Keringat dingin sudah membasahi pelipis Melodi. Di situasi seperti ini, apa saja bisa terjadi. "Gue berkali-kali minta maaf Din, gue nggak bisa lepas Bian. Bian sangat berarti buat gue. Gue sayang lo juga sayang Bian. Kalian berdua sama-sama penting, gue nggak bisa milih salah satu."
"Lo egois Mel." Dindang mendorong pundak Melodi. Kaki Melodi sudah di ambang tebing. Sedikit saja Dinda melepaskan tangannya di pundak Melodi, bisa dipastikan Melodi akan jatuh.
"Lo nggak akan ngerti Din. Kalau aja lo ada di posisi gue, lo juga akan melakukan hal yang sama." Melodi berusaha meyakinkan Dinda, apa yang dia katakan juga benar adanya. Melodi hanya punya Bian yang bisa mengerti selain ARION.
"Karena itu, lo nggak seharusnya ada supaya gue bisa bersama Bian tanpa pengganggu." Dinda melepaskan tangannya di pundak Melodi.

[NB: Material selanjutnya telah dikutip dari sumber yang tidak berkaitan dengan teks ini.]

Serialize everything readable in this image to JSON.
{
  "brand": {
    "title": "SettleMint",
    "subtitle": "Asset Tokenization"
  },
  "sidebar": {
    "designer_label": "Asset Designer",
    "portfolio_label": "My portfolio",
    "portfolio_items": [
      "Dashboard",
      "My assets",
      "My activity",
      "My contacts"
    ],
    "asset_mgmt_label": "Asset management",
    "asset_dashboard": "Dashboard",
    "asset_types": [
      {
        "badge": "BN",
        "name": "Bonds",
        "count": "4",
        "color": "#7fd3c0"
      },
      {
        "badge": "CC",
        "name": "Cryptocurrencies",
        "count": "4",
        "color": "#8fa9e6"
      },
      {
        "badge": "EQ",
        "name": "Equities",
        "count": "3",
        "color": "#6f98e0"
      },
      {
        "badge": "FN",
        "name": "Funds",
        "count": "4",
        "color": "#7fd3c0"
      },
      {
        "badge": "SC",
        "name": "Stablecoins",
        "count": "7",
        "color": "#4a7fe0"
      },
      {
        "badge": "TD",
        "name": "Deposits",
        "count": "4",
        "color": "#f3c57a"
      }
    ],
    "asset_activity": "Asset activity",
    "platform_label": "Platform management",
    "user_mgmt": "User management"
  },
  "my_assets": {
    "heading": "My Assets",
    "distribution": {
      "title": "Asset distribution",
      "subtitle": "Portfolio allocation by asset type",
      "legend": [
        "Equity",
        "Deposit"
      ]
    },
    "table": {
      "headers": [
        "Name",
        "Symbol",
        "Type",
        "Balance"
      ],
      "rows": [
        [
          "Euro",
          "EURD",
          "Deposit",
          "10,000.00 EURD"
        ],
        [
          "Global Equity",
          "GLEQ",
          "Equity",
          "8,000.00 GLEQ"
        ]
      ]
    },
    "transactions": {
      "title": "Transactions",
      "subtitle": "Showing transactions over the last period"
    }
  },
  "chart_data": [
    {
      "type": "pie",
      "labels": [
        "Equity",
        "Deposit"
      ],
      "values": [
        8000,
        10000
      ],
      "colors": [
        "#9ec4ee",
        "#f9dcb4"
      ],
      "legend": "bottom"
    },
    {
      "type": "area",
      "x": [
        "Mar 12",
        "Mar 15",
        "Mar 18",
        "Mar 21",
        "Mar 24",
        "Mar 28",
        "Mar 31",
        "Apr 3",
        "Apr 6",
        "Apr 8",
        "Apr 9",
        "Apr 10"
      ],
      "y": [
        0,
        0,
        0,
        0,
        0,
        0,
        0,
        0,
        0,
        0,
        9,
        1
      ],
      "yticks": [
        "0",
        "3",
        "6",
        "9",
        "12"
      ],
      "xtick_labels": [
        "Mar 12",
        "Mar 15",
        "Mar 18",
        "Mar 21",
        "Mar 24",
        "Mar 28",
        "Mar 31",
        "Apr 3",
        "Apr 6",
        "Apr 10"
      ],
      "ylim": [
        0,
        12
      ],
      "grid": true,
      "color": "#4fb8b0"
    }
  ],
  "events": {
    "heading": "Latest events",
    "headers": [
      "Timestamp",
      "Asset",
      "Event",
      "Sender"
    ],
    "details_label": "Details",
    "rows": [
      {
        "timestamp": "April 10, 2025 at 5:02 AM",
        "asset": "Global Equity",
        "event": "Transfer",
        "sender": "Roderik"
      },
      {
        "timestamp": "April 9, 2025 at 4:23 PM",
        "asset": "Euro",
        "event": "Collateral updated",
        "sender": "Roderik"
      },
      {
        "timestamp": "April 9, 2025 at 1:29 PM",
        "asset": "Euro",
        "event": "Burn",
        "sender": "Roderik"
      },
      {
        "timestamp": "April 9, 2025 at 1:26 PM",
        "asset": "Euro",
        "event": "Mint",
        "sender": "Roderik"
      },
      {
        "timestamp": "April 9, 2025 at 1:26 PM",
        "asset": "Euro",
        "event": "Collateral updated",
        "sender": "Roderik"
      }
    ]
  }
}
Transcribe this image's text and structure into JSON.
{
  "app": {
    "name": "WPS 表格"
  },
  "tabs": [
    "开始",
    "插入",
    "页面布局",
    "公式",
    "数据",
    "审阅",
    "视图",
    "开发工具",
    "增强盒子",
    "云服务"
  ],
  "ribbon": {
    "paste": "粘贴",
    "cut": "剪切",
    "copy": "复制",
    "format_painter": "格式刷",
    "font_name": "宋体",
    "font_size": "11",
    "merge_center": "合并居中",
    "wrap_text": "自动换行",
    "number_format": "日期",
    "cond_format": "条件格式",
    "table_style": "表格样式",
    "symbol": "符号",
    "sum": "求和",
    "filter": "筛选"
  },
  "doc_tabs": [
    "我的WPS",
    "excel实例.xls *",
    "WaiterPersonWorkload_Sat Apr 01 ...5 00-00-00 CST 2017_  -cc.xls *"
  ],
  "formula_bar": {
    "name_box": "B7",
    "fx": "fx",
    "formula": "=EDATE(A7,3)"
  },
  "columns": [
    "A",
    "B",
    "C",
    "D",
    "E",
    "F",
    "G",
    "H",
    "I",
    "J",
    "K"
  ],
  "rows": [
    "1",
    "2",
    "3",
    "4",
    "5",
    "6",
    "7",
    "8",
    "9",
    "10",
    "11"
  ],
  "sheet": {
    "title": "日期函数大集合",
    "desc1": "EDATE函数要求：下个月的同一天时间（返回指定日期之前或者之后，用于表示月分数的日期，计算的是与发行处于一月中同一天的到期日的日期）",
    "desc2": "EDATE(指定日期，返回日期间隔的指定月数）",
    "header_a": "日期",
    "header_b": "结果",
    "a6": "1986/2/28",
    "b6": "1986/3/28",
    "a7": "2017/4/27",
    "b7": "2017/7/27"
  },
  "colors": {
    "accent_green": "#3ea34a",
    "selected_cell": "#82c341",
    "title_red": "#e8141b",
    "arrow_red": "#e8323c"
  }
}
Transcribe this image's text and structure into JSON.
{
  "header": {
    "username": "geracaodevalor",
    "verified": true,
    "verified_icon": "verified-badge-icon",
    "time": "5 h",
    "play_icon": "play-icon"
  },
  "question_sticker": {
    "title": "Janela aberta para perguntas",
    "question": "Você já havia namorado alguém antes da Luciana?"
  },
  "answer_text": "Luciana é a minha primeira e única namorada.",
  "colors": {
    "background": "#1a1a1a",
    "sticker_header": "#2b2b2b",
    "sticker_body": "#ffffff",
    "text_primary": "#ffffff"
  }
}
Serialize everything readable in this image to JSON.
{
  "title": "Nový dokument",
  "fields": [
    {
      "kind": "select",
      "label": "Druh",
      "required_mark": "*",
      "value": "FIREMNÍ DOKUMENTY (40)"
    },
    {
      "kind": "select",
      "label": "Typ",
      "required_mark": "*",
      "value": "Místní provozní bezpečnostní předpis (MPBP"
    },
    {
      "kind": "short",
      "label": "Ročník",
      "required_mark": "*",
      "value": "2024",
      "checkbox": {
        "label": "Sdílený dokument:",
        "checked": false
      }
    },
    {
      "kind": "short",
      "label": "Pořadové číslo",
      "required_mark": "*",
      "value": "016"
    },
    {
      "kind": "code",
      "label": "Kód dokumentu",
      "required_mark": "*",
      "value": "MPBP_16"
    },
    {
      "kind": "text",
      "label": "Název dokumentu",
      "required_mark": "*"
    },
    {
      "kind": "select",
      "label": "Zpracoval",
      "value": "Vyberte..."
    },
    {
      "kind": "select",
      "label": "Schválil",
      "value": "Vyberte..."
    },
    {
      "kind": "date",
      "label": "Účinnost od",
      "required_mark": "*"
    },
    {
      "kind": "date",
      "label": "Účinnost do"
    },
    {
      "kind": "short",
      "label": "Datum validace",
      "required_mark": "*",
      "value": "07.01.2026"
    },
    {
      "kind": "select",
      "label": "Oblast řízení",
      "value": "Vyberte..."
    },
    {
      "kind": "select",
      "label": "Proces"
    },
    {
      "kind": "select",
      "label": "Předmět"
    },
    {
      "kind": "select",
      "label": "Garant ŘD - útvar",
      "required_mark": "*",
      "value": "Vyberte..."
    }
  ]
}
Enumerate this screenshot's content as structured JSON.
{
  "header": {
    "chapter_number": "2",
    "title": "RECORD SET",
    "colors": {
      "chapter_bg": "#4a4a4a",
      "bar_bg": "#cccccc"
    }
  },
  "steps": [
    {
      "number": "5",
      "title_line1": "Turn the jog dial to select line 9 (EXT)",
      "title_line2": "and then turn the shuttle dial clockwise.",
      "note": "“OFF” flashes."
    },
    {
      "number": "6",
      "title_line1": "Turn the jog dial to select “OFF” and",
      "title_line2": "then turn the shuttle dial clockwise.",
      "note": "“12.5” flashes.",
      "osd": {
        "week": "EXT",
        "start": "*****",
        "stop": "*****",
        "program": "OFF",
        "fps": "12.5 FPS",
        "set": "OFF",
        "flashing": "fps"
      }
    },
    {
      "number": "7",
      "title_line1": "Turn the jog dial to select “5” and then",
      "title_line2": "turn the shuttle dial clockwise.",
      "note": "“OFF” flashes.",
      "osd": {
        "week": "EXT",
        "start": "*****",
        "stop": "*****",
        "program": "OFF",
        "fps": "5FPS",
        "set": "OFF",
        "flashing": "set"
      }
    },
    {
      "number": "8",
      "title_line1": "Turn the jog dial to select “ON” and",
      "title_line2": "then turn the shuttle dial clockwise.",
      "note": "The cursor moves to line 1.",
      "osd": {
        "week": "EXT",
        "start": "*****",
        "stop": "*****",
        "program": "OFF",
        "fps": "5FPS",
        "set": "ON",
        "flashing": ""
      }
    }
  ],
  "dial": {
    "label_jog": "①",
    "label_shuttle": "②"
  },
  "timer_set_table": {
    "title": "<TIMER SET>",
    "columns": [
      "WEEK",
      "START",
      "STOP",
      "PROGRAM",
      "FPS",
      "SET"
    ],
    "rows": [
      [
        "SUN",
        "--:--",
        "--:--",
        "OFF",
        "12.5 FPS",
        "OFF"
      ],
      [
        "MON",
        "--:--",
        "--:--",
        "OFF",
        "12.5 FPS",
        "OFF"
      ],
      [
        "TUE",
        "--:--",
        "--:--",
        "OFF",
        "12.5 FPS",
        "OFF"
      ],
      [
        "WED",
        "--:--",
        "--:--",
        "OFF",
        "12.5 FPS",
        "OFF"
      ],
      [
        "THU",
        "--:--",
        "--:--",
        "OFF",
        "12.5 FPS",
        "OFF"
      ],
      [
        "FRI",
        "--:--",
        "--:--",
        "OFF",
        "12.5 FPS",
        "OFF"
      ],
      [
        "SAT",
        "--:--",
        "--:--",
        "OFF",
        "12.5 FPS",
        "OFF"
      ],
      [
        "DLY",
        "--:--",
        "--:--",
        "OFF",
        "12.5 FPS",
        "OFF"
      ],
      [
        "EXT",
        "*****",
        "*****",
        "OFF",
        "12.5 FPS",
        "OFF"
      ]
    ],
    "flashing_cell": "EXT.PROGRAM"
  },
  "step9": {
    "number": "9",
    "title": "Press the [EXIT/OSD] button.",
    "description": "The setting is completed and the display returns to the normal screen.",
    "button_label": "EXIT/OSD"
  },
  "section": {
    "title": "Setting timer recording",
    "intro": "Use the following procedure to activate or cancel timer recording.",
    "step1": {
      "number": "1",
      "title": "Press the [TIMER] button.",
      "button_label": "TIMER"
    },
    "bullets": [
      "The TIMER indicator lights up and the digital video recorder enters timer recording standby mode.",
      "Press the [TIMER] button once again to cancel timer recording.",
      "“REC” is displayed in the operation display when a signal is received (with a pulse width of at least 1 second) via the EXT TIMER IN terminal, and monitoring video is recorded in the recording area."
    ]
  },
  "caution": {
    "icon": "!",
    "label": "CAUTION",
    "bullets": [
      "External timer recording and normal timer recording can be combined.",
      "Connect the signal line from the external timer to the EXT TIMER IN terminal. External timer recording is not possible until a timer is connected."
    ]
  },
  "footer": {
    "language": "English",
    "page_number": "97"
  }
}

Namun sebelum Melodi terjatuh Dinda kembali memegangi satu tangan Melodi.
Keselamatan Melodi sekarang ada di tangan Dinda.
"Din, yang lo lakuin ini salah. Jangan kayak gini." Mata Melodi sudah berkaca-kaca. Jika Dinda tidak bisa percaya dengan apa yang dikatakan Melodi, maka itu bahaya.
"Apa yang gue lakukan itu bener. Gue juga pingin sama Bian, tanpa lo."
Detik saat kalimat itu selesai terucap, Dinda melepaskan pegangannya dari tangan Melodi.
Waktu berjalan sangat cepat saat Melodi terhempas ke dalam jurang. Tubuh Melodi terguling dan menabrak bebatuan. Melodi sudah pasrah, dia hanya bisa melindungi kepalanya agar tak terantuk batu dan kesadarannya tetap terjaga.